流通業者のマーケティング業務を支援するアイディーズ(豊見城市、山川朝賢社長)や国内大手商社・卸売業、県内企業などが、店舗ごとに異なる生鮮品の商品コードを共通化する技術「i-code」を使って、地域の売れ筋商品などの分析業務を担う新会社「日本流通科学情報センター(JDIC)」を今月下旬に設立する。国内外の食品メーカーや流通・小売業者にデータを提供し、生鮮品の生産・仕入れの効率化をサポート。廃棄ロスの減少、利益率の改善などの販売戦略での活用を促していく。(長浜真吾)

 これまで生鮮品や総菜は各店舗ごとに商品コードが異なるため、POS(販売時点情報管理)の分析ができなかった。昨夏、アイディーズが共通化技術i-codeを開発し、事業化。生鮮品の広域的なPOS情報の分析、データ提供のサービスは国内で初めて。

 JDICには国内の大手商社や卸売業、マーケティング会社、ネット事業者、県内からはアイディーズや卸売業が出資予定。産学官でつくる「i-code研究会」も普及に協力する。本社は豊見城市内。2月28日に那覇市内で開かれる「流通フォーラムin沖縄」(主催・流通経済研究所)で設立を報告、3月から業務を始める。

 ターゲットの中心は国内食品メーカーや生産者、スーパーなどの流通小売業。i-codeの中国版も開発する予定で、企業の要望に応じて海外対応を増やしていく考え。売り上げは3年後に約5億円、5年後に約10億円を目指す。

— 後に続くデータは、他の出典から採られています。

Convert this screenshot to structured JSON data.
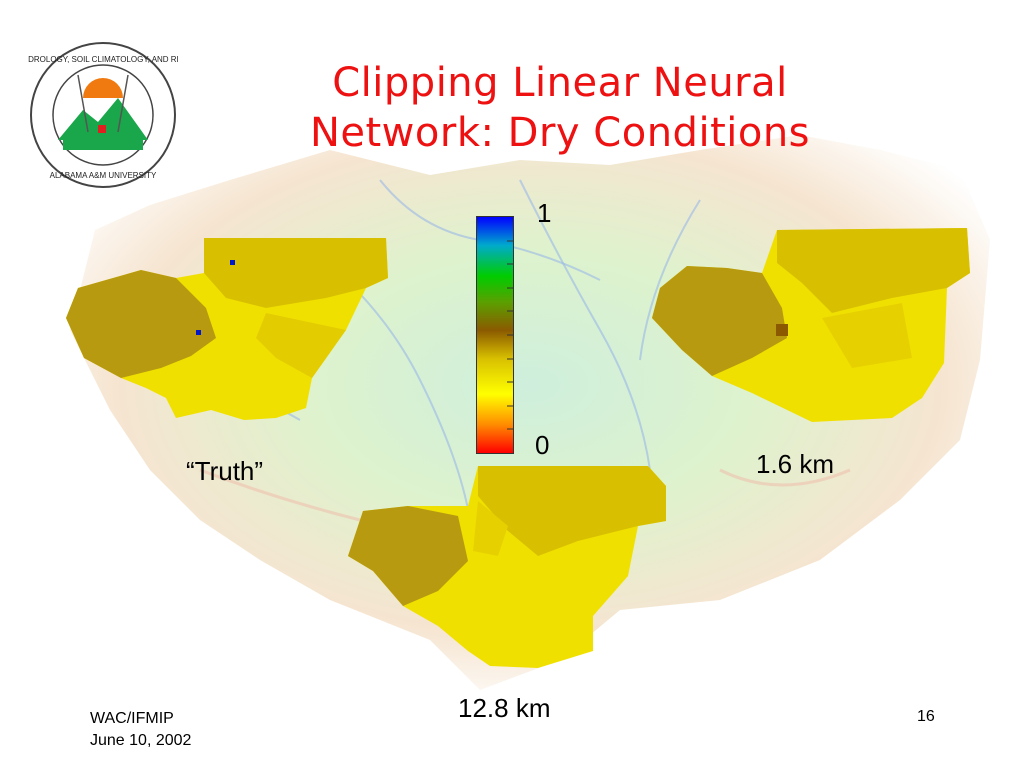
{
  "slide": {
    "title_line1": "Clipping Linear Neural",
    "title_line2": "Network: Dry Conditions",
    "labels": {
      "truth": "“Truth”",
      "res_fine": "1.6 km",
      "res_coarse": "12.8 km"
    },
    "colorbar": {
      "max_label": "1",
      "min_label": "0",
      "stops": [
        "#ff0000",
        "#ff8c00",
        "#ffff00",
        "#8b5a00",
        "#00cc00",
        "#00aacc",
        "#0000ff"
      ]
    },
    "footer": {
      "line1": "WAC/IFMIP",
      "line2": "June 10, 2002",
      "page_number": "16"
    },
    "logo": {
      "ring_text_top": "CENTER FOR HYDROLOGY, SOIL CLIMATOLOGY, AND REMOTE SENSING",
      "ring_text_bottom": "ALABAMA A&M UNIVERSITY"
    }
  },
  "colors": {
    "title": "#ee1111",
    "map_dark": "#b89a10",
    "map_mid": "#d8c000",
    "map_light": "#f0e000",
    "logo_green": "#1aa64a",
    "logo_orange": "#f07a10"
  }
}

 JDIC設立発起人でアイディーズの山川社長は「生鮮食品は利益に対する廃棄ロスの割合が高く、ビッグデータの活用による効率化が課題だった」と説明。県内で設立する意義について「食の情報インフラとして、那覇空港の国際物流の拠点化にも貢献できると思う。新たな雇用にもつなげたい」と話している。